Dormí fatal, dando
vueltas, organizando mi cabeza. Necesitaba abstracción, concentración y mucha
velocidad. La carrera en juego así lo demandaba. Redoblar la atención, no cometer errores
propios y anticiparme a los ajenos se me antojaba vital. Importante: extremar
el cuidado en las curvas; ni derrapar, ni chocar, y mantener siempre la
distancia de seguridad, hay mucho loco suelto, se antojaba primordial.
En la parrilla de
salida mis adversarios me observaban con la aprensión con la que se mira al
recién llegado. Unos miraban con envidia mi bólido, rojo Ferrari, llamativo, amplio
y rápido; mientras que otros, concentrados en lo suyo, ni siquiera levantaron
la mirada concentrados como estaban contemplando el infinito.
A la hora convenida, el
semáforo se puso en ámbar. Nos pusimos todos en fila india, tal y como estipula
el reglamento, y cuando el encargado bajó la bandera, ocupamos nuestros puestos.

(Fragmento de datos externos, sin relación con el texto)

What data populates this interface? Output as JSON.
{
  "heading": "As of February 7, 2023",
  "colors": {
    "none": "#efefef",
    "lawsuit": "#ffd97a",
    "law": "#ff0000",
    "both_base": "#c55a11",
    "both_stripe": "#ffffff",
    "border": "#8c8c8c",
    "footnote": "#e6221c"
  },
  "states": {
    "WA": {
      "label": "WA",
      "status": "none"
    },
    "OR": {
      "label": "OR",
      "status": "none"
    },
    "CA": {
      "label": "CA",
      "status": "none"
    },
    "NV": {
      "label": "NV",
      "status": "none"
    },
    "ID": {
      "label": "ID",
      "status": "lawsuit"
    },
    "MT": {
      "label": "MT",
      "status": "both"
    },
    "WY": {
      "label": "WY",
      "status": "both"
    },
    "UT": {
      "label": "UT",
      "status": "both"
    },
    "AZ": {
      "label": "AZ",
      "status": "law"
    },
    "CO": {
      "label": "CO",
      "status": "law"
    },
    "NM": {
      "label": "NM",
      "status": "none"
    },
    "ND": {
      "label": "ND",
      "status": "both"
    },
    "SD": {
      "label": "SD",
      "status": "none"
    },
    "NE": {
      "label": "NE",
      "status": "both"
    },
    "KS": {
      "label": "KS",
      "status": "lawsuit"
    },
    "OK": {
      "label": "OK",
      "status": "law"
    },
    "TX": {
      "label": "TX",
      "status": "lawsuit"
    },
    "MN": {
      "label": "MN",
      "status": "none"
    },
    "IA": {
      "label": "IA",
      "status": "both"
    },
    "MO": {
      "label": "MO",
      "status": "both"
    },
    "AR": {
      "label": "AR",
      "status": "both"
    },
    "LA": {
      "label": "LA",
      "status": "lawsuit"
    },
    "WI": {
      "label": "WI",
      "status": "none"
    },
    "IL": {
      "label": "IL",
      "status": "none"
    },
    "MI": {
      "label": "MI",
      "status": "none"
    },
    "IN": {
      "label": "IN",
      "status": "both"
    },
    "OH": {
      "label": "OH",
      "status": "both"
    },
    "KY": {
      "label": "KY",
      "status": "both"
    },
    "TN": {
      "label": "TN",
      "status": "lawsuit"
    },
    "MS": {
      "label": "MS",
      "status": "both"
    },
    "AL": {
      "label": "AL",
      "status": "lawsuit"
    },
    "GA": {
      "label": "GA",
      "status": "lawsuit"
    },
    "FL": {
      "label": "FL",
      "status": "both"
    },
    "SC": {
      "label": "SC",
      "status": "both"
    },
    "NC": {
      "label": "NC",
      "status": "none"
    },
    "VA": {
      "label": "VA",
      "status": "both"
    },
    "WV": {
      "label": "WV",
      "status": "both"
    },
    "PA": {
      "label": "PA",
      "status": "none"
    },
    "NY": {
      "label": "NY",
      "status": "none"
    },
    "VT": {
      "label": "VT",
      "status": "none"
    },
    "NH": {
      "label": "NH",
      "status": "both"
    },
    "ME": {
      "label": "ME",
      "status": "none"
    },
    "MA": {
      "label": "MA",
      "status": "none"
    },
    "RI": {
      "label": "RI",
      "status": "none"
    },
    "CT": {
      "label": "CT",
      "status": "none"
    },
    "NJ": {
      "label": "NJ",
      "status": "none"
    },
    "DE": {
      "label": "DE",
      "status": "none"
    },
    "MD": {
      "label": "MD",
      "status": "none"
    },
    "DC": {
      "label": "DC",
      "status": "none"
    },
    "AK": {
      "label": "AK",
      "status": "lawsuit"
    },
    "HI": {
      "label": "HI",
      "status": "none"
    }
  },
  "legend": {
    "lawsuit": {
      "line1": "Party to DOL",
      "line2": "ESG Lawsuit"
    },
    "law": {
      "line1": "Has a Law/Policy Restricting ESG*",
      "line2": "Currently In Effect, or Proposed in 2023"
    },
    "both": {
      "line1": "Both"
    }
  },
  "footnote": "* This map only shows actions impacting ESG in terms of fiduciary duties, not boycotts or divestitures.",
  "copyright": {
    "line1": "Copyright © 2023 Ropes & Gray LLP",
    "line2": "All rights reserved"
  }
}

Todos asidos al volante, vestidos con el uniforme reglamentario: guantes y
protección en la cabeza. Haciendo buena la máxima: hay que prevenir. Después,
gas a tope.
Adelanté a un obeso en
la curva de Patatas, no tuvo mérito; perdí dos puestos en la recta de Leche
para recuperarlos en la chicane de Pescado. Una vez completado con éxito el
circuito, fui a boxes. Saqué el móvil, contacté con NFC, sponsor de catástrofes
diversas, y miré el carro de la compra con orgullo. Mi bólido es fardón, útil y
rojo, aunque creo que esto último ya lo había dicho antes.